İşte param olmadığı için ve bunları yapamadığım için milletvekili olmak adına aday olamadım.
İyi de 5 bin lira da mı bulamadım? Buldum bulmasına da, seçim sürecinde gerekli en az 250 bin lirayı bulmam olası değildi. Bir şekilde finans kolaylığını sağlayacak fırsatları değerlendirmediğim için üzgün değil guruluyum. Benim malzemem de her ahlaklı ve onurlu insan gibi bu.
Bazı arkadaşlarımın ısrarıyla geç de olsa aday olmaya karar verdim. En azından bir denemek, belki de şansım yaver gider çağrı alırım umuduyla..
Ve de bu konudaki açıklamam ülkemin en büyük ulusal gazetemizde yer aldı. Şöyle ki:
[[ Kent Feodal beylerine değil halkıma yalvararak milletin vekili olmak istiyorum. İnşaat mühendisiyim. Özel ve kamuda çalıştım. Toplu konut kuruluşlarında görev aldım. 3 gün de olsa “Köy Hizmetleri Diyarbakır Bölge Müdürlüğü” yaptım.
1928’de kurulmuş ve TMMOB’nin kuruluş platformu olan “Türk Mühendisler birliği Derneği ” Genel Başkanlığı görevini 2 dönem üstlendim. TMMOB’ye bağlı İnşaat mühendisleri Odası (İMO) yönetiminde ve yazman üyeliğinde bulundum. Dünyanın sayılı mühendislik dergisi İMO’nun Türk Mühendislik Haberleri(TMH) Dergisi Genel Yayın Yönetmenliği görevini üstlendim.

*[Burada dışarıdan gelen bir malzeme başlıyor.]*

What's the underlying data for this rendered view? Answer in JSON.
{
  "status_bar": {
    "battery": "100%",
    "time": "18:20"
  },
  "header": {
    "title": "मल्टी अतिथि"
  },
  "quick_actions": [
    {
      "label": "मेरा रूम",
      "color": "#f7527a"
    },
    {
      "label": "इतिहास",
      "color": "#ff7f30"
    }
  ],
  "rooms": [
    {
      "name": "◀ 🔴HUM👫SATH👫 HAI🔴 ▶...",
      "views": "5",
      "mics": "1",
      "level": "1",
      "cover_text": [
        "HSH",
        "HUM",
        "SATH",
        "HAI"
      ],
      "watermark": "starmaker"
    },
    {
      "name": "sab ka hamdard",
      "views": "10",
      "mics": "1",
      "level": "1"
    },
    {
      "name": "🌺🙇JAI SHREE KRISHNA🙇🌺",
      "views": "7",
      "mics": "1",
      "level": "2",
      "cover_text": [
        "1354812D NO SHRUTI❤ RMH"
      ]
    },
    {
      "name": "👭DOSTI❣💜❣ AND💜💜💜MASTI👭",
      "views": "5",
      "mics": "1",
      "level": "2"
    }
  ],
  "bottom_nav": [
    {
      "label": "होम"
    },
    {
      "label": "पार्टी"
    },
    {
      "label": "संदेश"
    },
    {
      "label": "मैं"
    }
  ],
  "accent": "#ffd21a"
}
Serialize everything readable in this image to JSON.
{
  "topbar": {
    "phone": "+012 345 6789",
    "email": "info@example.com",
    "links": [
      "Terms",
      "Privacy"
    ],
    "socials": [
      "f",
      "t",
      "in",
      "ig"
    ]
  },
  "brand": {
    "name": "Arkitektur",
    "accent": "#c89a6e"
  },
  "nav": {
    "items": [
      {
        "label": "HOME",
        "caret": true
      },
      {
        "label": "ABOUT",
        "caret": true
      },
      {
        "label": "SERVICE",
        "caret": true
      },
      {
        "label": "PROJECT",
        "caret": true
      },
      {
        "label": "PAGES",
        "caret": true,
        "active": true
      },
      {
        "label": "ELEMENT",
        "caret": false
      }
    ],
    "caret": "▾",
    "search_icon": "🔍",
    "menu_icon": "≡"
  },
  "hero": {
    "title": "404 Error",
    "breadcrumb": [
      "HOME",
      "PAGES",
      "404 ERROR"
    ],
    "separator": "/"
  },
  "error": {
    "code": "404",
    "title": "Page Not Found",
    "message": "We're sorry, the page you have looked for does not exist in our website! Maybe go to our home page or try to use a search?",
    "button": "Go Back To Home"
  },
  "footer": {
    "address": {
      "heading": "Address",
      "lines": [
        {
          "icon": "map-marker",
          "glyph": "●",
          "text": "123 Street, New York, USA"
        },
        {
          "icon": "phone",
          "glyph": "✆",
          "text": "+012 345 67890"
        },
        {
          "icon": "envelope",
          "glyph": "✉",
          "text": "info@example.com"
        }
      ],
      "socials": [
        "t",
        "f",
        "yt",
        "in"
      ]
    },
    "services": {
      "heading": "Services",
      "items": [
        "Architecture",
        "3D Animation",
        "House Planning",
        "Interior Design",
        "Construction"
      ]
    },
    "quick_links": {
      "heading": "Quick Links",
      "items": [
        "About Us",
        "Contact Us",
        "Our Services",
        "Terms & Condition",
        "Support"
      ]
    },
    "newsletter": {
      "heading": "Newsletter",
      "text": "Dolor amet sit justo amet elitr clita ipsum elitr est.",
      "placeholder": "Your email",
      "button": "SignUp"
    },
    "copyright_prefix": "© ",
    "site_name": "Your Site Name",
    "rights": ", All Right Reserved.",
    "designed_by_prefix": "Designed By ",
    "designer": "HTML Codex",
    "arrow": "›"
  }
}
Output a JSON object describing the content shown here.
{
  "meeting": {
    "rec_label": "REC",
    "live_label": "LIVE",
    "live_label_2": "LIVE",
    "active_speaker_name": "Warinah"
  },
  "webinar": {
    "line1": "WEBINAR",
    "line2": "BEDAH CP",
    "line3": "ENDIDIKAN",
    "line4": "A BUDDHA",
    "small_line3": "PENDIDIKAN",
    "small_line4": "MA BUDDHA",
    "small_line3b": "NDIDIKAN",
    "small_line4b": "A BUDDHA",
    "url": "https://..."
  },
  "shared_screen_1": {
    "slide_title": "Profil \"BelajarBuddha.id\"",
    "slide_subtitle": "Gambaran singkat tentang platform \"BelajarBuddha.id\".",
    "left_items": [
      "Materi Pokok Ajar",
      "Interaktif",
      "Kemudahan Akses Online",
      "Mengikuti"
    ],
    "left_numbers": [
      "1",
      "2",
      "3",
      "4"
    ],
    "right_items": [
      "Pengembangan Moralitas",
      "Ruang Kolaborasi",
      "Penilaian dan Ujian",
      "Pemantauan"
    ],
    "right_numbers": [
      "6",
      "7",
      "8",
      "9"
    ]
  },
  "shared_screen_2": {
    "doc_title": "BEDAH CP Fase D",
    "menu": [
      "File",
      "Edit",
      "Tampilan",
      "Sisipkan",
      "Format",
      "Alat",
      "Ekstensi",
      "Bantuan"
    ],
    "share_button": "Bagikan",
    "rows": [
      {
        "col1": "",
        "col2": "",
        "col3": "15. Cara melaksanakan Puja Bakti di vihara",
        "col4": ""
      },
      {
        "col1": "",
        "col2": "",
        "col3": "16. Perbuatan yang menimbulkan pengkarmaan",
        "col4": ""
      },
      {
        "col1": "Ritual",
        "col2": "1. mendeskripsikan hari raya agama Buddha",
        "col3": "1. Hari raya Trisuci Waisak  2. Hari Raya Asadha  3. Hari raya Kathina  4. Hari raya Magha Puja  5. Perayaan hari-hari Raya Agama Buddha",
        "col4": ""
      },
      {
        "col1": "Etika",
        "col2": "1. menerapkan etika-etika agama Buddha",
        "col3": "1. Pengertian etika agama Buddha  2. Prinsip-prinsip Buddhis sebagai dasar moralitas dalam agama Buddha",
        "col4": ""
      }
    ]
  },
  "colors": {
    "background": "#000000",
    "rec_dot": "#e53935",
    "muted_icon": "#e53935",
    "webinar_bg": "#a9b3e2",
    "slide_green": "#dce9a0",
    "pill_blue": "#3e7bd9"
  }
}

Mühendisler Birliği Dergisini yayın yaşamına soktum. Ankara’daki Artvin Vakfı’nın kurucu üyesiyim ve 3 dönem Başkan yardımcılığı yaptım. Teknopolitikalar Platformu kurucusuyum. Çeşitli ‘ulusal’ dergi ve gazetelerde, Araştırma ve Teknopolitik içerikli sayısız yazılarım yayımlandı. Yazılarımın bir bölümü Akademik çalışmalarda kaynak olarak kullanıldı.
Sayın Kemal Kılıçdaroğlu ile bile aynı dergide yazı yazdım. CHP üyesiyim. Ve; çevremdeki dostlarımın ısrarıyla, partimden aday olmaya karar verdim. Bu nedenle sayın Genel Başkanım Kılıçdaroğlu’ndan randevu isteyeceğim. Yazılarımda, 1995’ten beri kullandığım; “Milletvekili değil, Milletin Vekili olmak ” ve de “ Siyasette ki kent feodal beylerine ve Lider erkine değil, halkıma yalvarmak temel ilkemdir” sloganıyla seçime girmek istiyorum(5 Eylül 2015-Hurriyet).]]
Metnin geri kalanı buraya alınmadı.